Con un sapiente gioco di passaggi alternati tra bianco e nero e colore – fermo immagine che sono gli scatti del fotografo che, come un reporter di guerra, segue i ragazzi e li immortala ballerini nel locale da ballo, quando si rinfrescano al fiume, nello studio a posare con la motocicletta –, il regista intriga il pubblico in una vicenda stratificata di amore e rivoluzione: come sempre Guédiguian mescola di sangue e sudore vicende personali intrise dell’impegno civile dei protagonisti, profondamente calati nel momento storico. È complesso tenere in equilibrio i valori comunisti di una nuova società alla voglia di ballare il twist tutte le sere tra innamorati, vestiti alla occidentale, su ritmi appunto provenienti da lontano, che non appartengono alla cultura locale (belle le prime due scene di ballo, ravvicinate, quella del locale, a cui ne seguiranno molte altre, e quella, con tragica fine, attorno al fuoco nel villaggio più sperduto della savana, attorno al quale si danza in maniera più tribale, con movimenti smodati, elementari, come di possessione – qui si presenta al pubblico per la prima volta il personaggio femminile, Lara, interpretato da Alicia Da Luz).
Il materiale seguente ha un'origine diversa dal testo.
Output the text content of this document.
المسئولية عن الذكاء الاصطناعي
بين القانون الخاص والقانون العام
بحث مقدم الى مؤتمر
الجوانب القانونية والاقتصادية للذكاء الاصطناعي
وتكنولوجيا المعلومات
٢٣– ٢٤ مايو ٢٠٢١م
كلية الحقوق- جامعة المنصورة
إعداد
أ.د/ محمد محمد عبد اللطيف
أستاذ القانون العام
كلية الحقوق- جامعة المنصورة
Come un principe delle fiabe Samba si innamora di Lara, della sua fragilità, del suo bisogno di essere salvata: da quando la scopre nel bagagliaio del furgone decide scientemente di prendersi cura di lei, ascolta le sue parole di sposa forzata, osserva la sua silhouette infantile, la conduce in un posto sicuro dove stare. Ma i fatti sono più grandi di loro: il fratello e il marito di Lara (che ha compiuto lo stupro coniugale) sono in viaggio per andare a riprendersela. Lara accompagna Samba nella campagna di propaganda politica in giro per i villaggi più sperduti, lo aiuta a sedare dubbi e incertezze dei contadini davanti alle sue parole, si affranca dalla paura e si lascia amare senza la violenza a cui è abituata: il rapporto dei ragazzi è raccontato con grazia e tenerezza nella sua graduale evoluzione fino a una scena sensuale di seduzione nel negozio di stoffe del padre di lui, tra filari di abiti dai colori vividi – vedo e non vedo – un gioco del nascondino che lascia emergere il lato ludico dei giovani (scena che riporta alla mente, con le dovute differenze, quella famosa del terrazzo coi panni stesi tra Sofia Loren e Marcello Mastroianni in Una giornata particolare di Ettore Scola, 1977).
Nel villaggio lo scontento dei commercianti aumenta giorno dopo giorno: lo stato vuole controllare tutto, vietare lo scambio con i paesi vicini, esige un monopolio con tasse e obblighi che li stringe in una morsa difficile da superare. Samba ha conflitti interni con Lassana, suo padre, commerciante di stoffe (Isaka Sawadogo). Il capo della branca giovanile del partito in cui milita Samba più volte tenta di allontanarlo dalla ragazza che è sposata con un altro: gli mette un amico alle calcagna per spiarlo. La durezza dei rapporti arcaici – raffigurata in pieno dal marito sopraffattore – si alleggerisce nelle molteplici scene di ballo corale: colorati i vestiti, i poster alle pareti, intensa la luce nei sorrisi felici e liberati dal movimento fisico in cui viene sublimato il desiderio, l’insofferenza verso le limitazioni imposte dall’alto, che sia il governo o la famiglia, il ballo al posto dell’ipocrisia degli adulti.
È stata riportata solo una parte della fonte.